Voilà que ça recommence, l'hécatombe. Toutes les semaines, ça crève à tour de bras, des jeunes, des vieux.
 
J'ai presque toujours autre chose à faire que de les accompagner dans leur dernier périple. J'envoie un mot, un vrai mot d'amour et d'amitié, pas un torche cul pour se débarrasser. Ça me rappelle que - toutes affaires cessantes - comme disait saint Georges, faudra quand même que je soye à mon enterration, et à l'heure.
 
Voilà déjà deux ou trois ans, c'était déjà l'hémorragie des macchabées, dans la famille. A peine une dalle posée qu'une autre s'ouvrait. On faisait les cimetières avec le sac à dos, le sauciflard, le GPS et le matelas gonflable.
 
Puis ça s'est calmé. Mon papa a tiré un trait. Voulait être tranquille pour faire le point. Foutez moi la paix, qu'il a dit, allez crever ailleurs.
 
Maintenant, c'est des copains. C'est que j'ai des vieux copains et des vieilles copines, des gens qu'ont eu la malencontreuse idée de naître dans les années 30/40. Et vas-y que je te crève de ci, de ça, que je te succombe à qui-mieux-mieux, à gorge déployée, que la moindre tumeur, la plus bénigne lassitude te les emporte, que c'en est fatigant.
 
Moi-même, au vu de cette mode, l'année dernière, j'ai été voir un mien copain qui oeuvre dans ce bizness, de faire disparaître ses contemporains de la scène, et lui ai commandé mes noces fatales, sans toutefois préciser la date. On verra, lui dis-je. J'ai encore rien décidé.
 
Mon papa, de son vivant disait : croquemort, c'est un bon métier. Y aura toujours du boulot. C'est pas si sûr. Les dingues aux manettes rêvent maintenant de devenir éternellement malfaisants.
 
Pour ce qui me concerne, tout est prêt. Je puis mourir tranquille.
 
Le cercueil et le règlement du forfait crevaison ne sont cependant que l'enveloppe et le timbre.
 
Fallait quand même mettre une lettre là-dedans.
 
Généralement, quand le mort est estampillé chrétien, c'est le curé  qui se fend de son discours dans le trou du culte local. Parmi mes proches, pas encore de muslims ou autres cadavres exotiques.
 
Quand on décharge un athée revendiqué, c'est au cimetière qu'on blablate deux trois trucs genre délayélama en écoutant ses musiques préférées, des fois faut venir avec les boules quiès, c'est prudent, parce que les mecs qu'adoraient Stairway to heaven, Je suis malaadeu par Dalida, et la Moldau ça existe, j'en ai rencontré,  et snif, qu'on te balance des pétales de roses sur la momie avant d'envoyer l'addition.
 
Rien de cela ne me satisfaisant, j'ai décidé en 2012 de prendre les choses en mains.
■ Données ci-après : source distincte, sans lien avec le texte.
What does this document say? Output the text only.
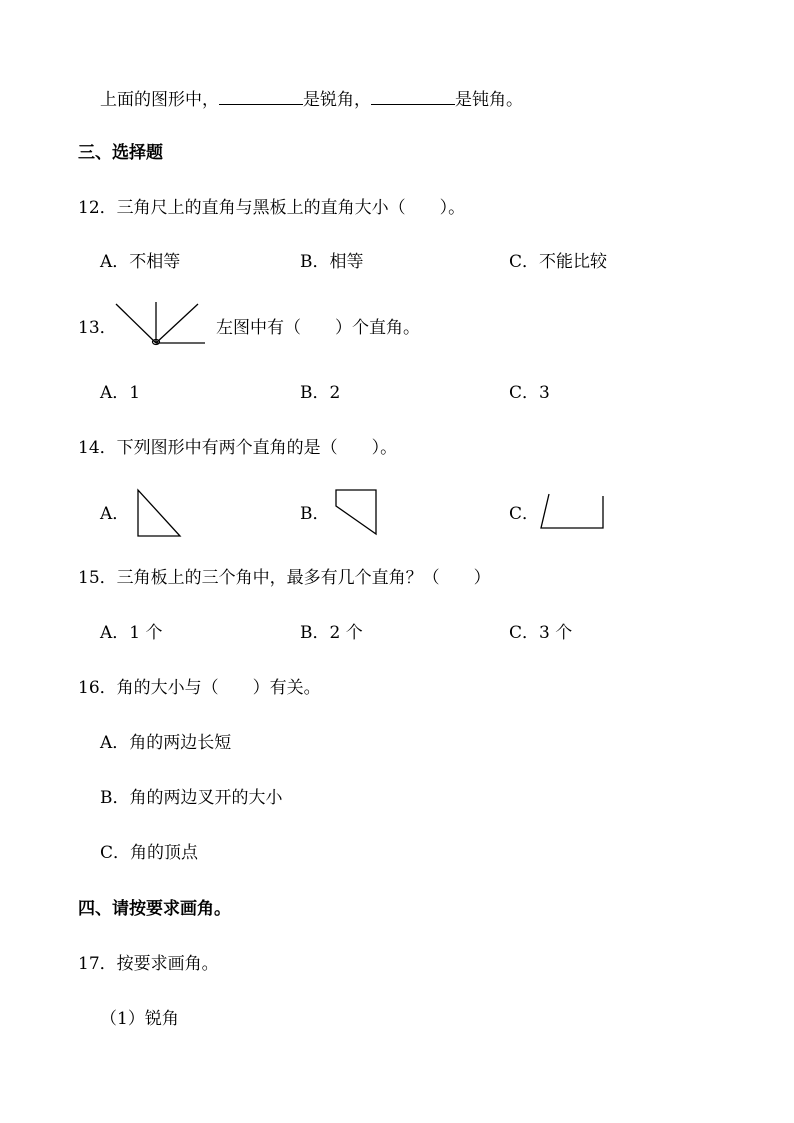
上面的图形中，	是锐角，	是钝角。
三、选择题
12．三角尺上的直角与黑板上的直角大小（　　）。
A．不相等	B．相等	C．不能比较
13．	左图中有（　　）个直角。
A．1	B．2	C．3
14．下列图形中有两个直角的是（　　）。
A．	B．	C．
15．三角板上的三个角中，最多有几个直角？（　　）
A．1 个	B．2 个	C．3 个
16．角的大小与（　　）有关。
A．角的两边长短
B．角的两边叉开的大小
C．角的顶点
四、请按要求画角。
17．按要求画角。
（1）锐角
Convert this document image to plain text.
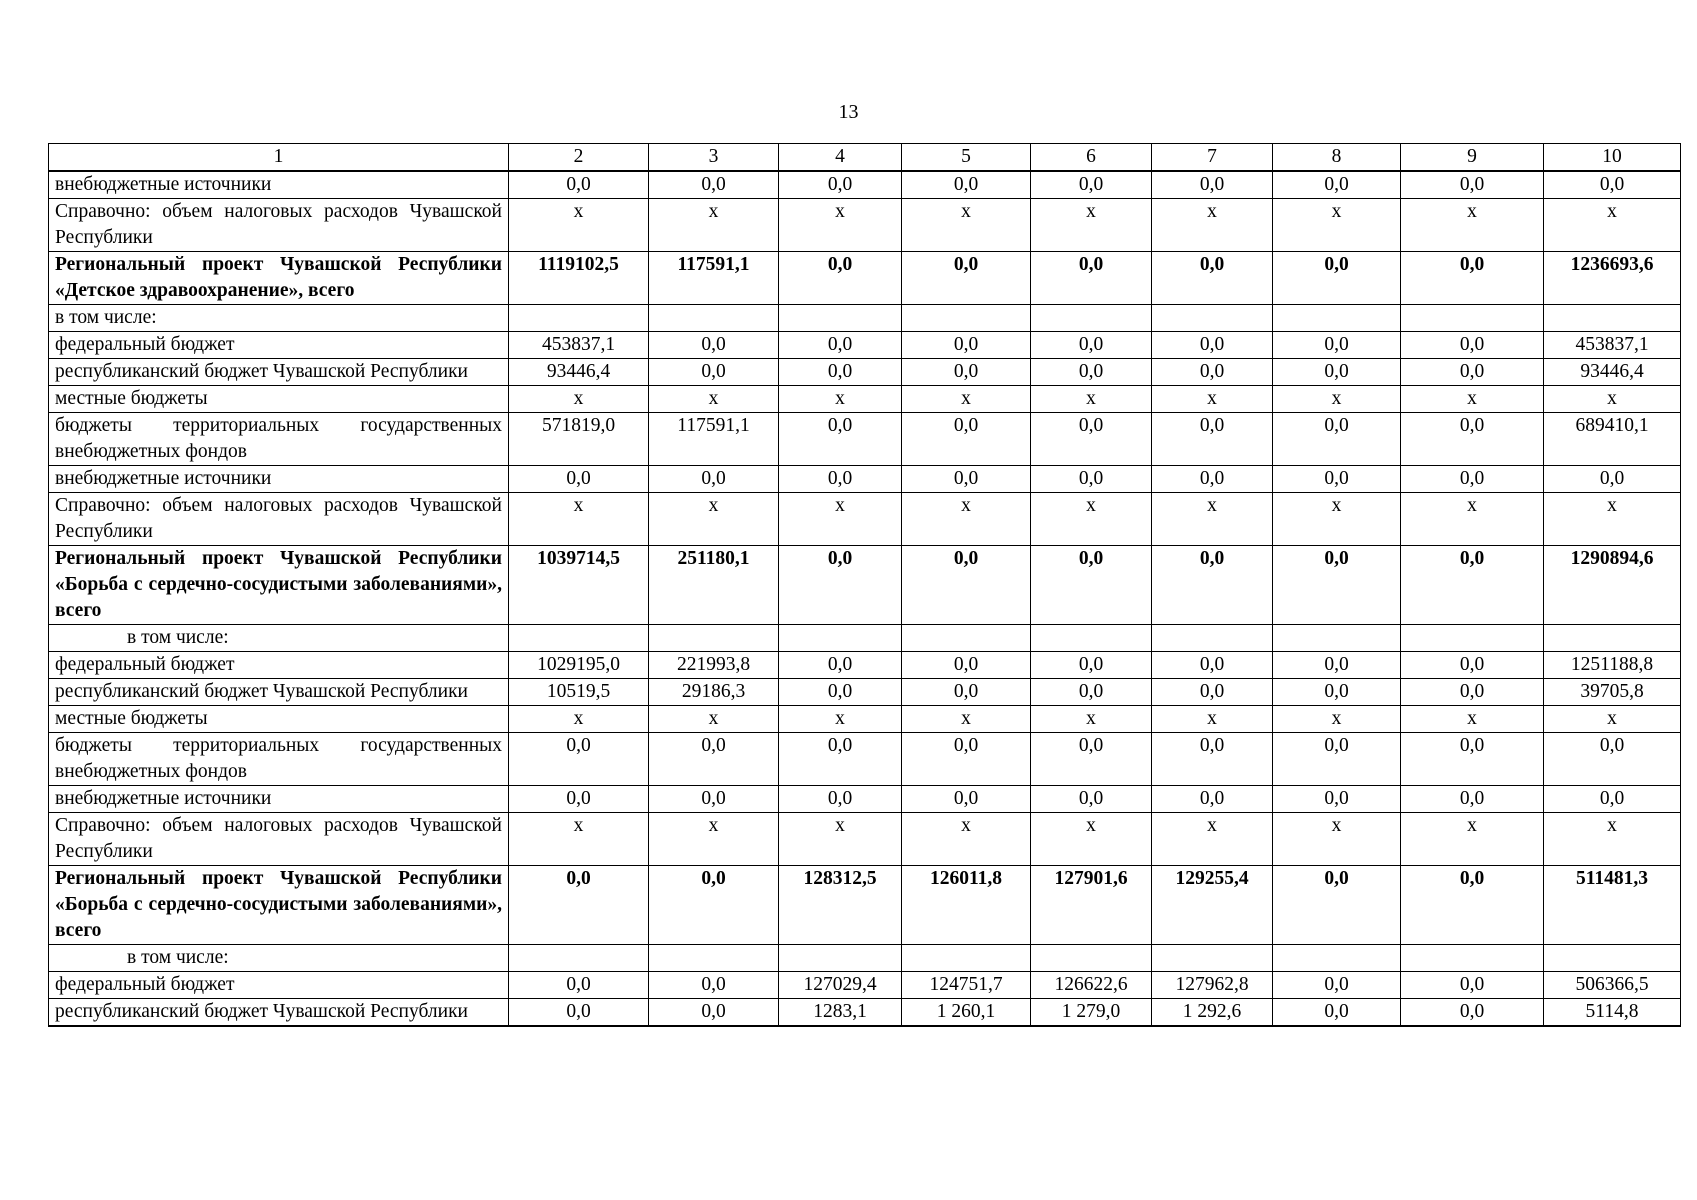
13
1	2	3	4	5	6	7	8	9	10
внебюджетные источники	0,0	0,0	0,0	0,0	0,0	0,0	0,0	0,0	0,0
Справочно: объем налоговых расходов Чувашской Республики	x	x	x	x	x	x	x	x	x
Региональный проект Чувашской Республики «Детское здравоохранение», всего	1119102,5	117591,1	0,0	0,0	0,0	0,0	0,0	0,0	1236693,6
в том числе:									
федеральный бюджет	453837,1	0,0	0,0	0,0	0,0	0,0	0,0	0,0	453837,1
республиканский бюджет Чувашской Республики	93446,4	0,0	0,0	0,0	0,0	0,0	0,0	0,0	93446,4
местные бюджеты	x	x	x	x	x	x	x	x	x
бюджеты территориальных государственных внебюджетных фондов	571819,0	117591,1	0,0	0,0	0,0	0,0	0,0	0,0	689410,1
внебюджетные источники	0,0	0,0	0,0	0,0	0,0	0,0	0,0	0,0	0,0
Справочно: объем налоговых расходов Чувашской Республики	x	x	x	x	x	x	x	x	x
Региональный проект Чувашской Республики «Борьба с сердечно-сосудистыми заболеваниями», всего	1039714,5	251180,1	0,0	0,0	0,0	0,0	0,0	0,0	1290894,6
в том числе:									
федеральный бюджет	1029195,0	221993,8	0,0	0,0	0,0	0,0	0,0	0,0	1251188,8
республиканский бюджет Чувашской Республики	10519,5	29186,3	0,0	0,0	0,0	0,0	0,0	0,0	39705,8
местные бюджеты	x	x	x	x	x	x	x	x	x
бюджеты территориальных государственных внебюджетных фондов	0,0	0,0	0,0	0,0	0,0	0,0	0,0	0,0	0,0
внебюджетные источники	0,0	0,0	0,0	0,0	0,0	0,0	0,0	0,0	0,0
Справочно: объем налоговых расходов Чувашской Республики	x	x	x	x	x	x	x	x	x
Региональный проект Чувашской Республики «Борьба с сердечно-сосудистыми заболеваниями», всего	0,0	0,0	128312,5	126011,8	127901,6	129255,4	0,0	0,0	511481,3
в том числе:									
федеральный бюджет	0,0	0,0	127029,4	124751,7	126622,6	127962,8	0,0	0,0	506366,5
республиканский бюджет Чувашской Республики	0,0	0,0	1283,1	1 260,1	1 279,0	1 292,6	0,0	0,0	5114,8
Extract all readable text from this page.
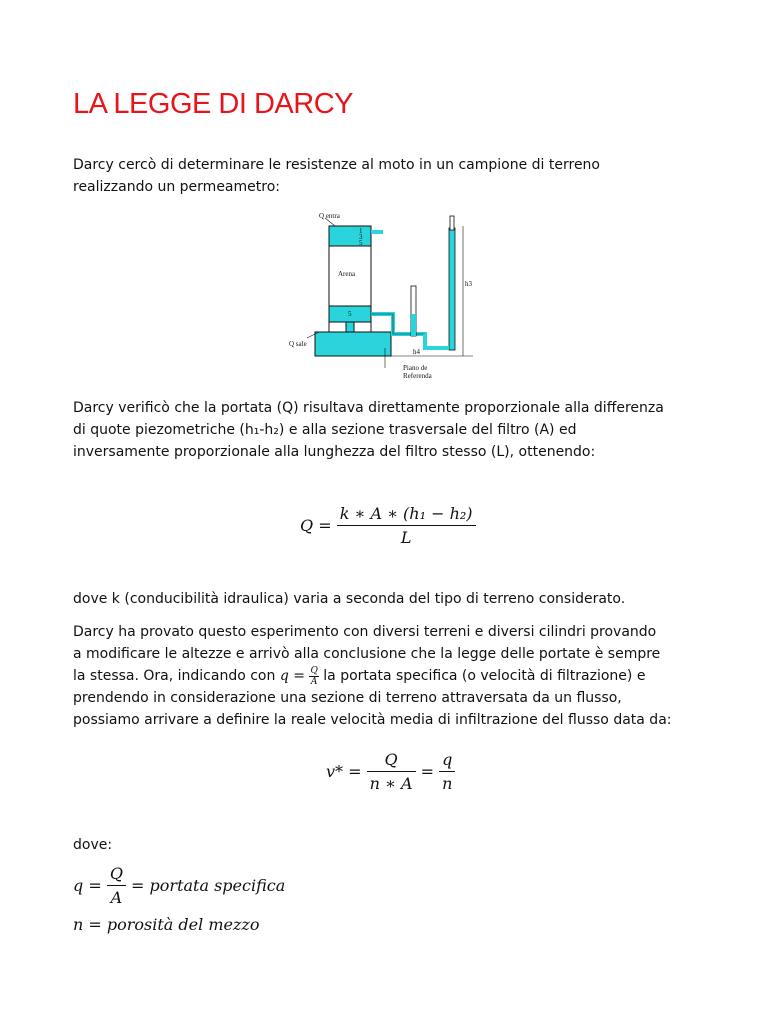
LA LEGGE DI DARCY
Darcy cercò di determinare le resistenze al moto in un campione di terreno
realizzando un permeametro:
Q entra
1
3
5
Arena
5
h3
h4
Q sale
Piano de
Referenda
Darcy verificò che la portata (Q) risultava direttamente proporzionale alla differenza
di quote piezometriche (h₁-h₂) e alla sezione trasversale del filtro (A) ed
inversamente proporzionale alla lunghezza del filtro stesso (L), ottenendo:
$Q = \frac{\text{k ∗ A ∗ (h₁ − h₂)}}{L}$
dove k (conducibilità idraulica) varia a seconda del tipo di terreno considerato.
Darcy ha provato questo esperimento con diversi terreni e diversi cilindri provando
a modificare le altezze e arrivò alla conclusione che la legge delle portate è sempre
la stessa. Ora, indicando con $q = \frac{Q}{A}$ la portata specifica (o velocità di filtrazione) e
prendendo in considerazione una sezione di terreno attraversata da un flusso,
possiamo arrivare a definire la reale velocità media di infiltrazione del flusso data da:
$v* = \frac{Q}{n ∗ A} = \frac{q}{n}$
dove:
$q = \frac{Q}{A}$ = portata specifica
n = porosità del mezzo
Mais comment ferais-je si j'étais pas là, je vous le demande...
 
J'ai donc viré l'hypothétique curé et l'église en tant que bâtiment; à regret d'ailleurs, parce que je prendrais volontiers le bâtiment si la sangsue n'y était attachée.
 
Qu'on me trouve une salle communale, ou une clairière, l'été, ça ira. Avec un banquet commaque, à l'ancienne, et que valsent les bouchons et qu'on trousse qui voudra !
 
Pour le discours - car, sachez le, c'est à cela que je voulais en venir, pas pour raconter encore et encore comme ma vie est intéressante -, je l'ai rédigé moi-même.
 
Parce que j'en ai vraiment marre des fonctionnaires de l'au-delà (et pourtant, j'en ai parfois entendu de touchants, des gentils qui pensaient pas à mal, du genre "j'en suis à mon premier sermon, ça va chialer vilain et t'édifier la populace" Jésus par ci et Jésus par là) qui vous emballent les pires sagouins à grands coups de bondieuseries prêtes à porter.
 
Comme je n'invite à mes funérailles que mes amis, et ma famille, j'ai tenu à ce que le dernier discours ressemble le plus possible à ce que j'ai essayé d'être de mon vivant.
 
J'ai donc rédigé un dernier dire, qui résume autant que possible les valeurs qui ont été miennes.
 
Cette oeuvre impérissable digne de la french cacadémie ayant été déposée avec un chèque conséquent au susdit vampire enfouisseur, je fus informé que je conservais un appréciable droit de regard et de modification, ma vie durant, sur elle.
 
Dieu ou diable soient loués pour ce codicille : y jetant un oeil récemment, j'eus un spasme. Est-il possible, VJ, que tu aies voulu laisser à ta postérité un texte aussi bête, aussi mièvre, ampoulé, réducteur, vengeur, aussi méchant, même ?
 
J'ai tout refait.
 
Voici enfin le but de ce message : je crois qu'on aurait tous intérêt, dès que possible, à rédiger un texte qui expose le plus précisément ce qu'est notre intime conviction, le jus le plus serré de notre moelle, comme si ce texte devait accompagner notre sortie, prévue pour demain.
 
C'est ce que je voulais vous proposer de faire, en votre stricte intimité : écrire ce que vous voudriez dire vous-même, votre testament spirituel avant de quitter ce monde.
 
Le relire de temps en temps, et en tirer les conclusions que vous voudrez.
 
Ce serait un exercice vraiment profitable, qui vous permettrait de faire régulièrement le point, comme un marin parti en mer.
 
Il n'y aurait aucune honte, ayant conservé tous ses projets, à constater les nombreux virages accomplis au cours d'une vie, aucune.
 
Au contraire, ça pourrait nous servir à comprendre que si nous-mêmes avons tant louvoyé, en en conservant la trace, nul ne peut exiger d'aucun autre ce que lui-même a eu tant de difficulté à mettre au jour.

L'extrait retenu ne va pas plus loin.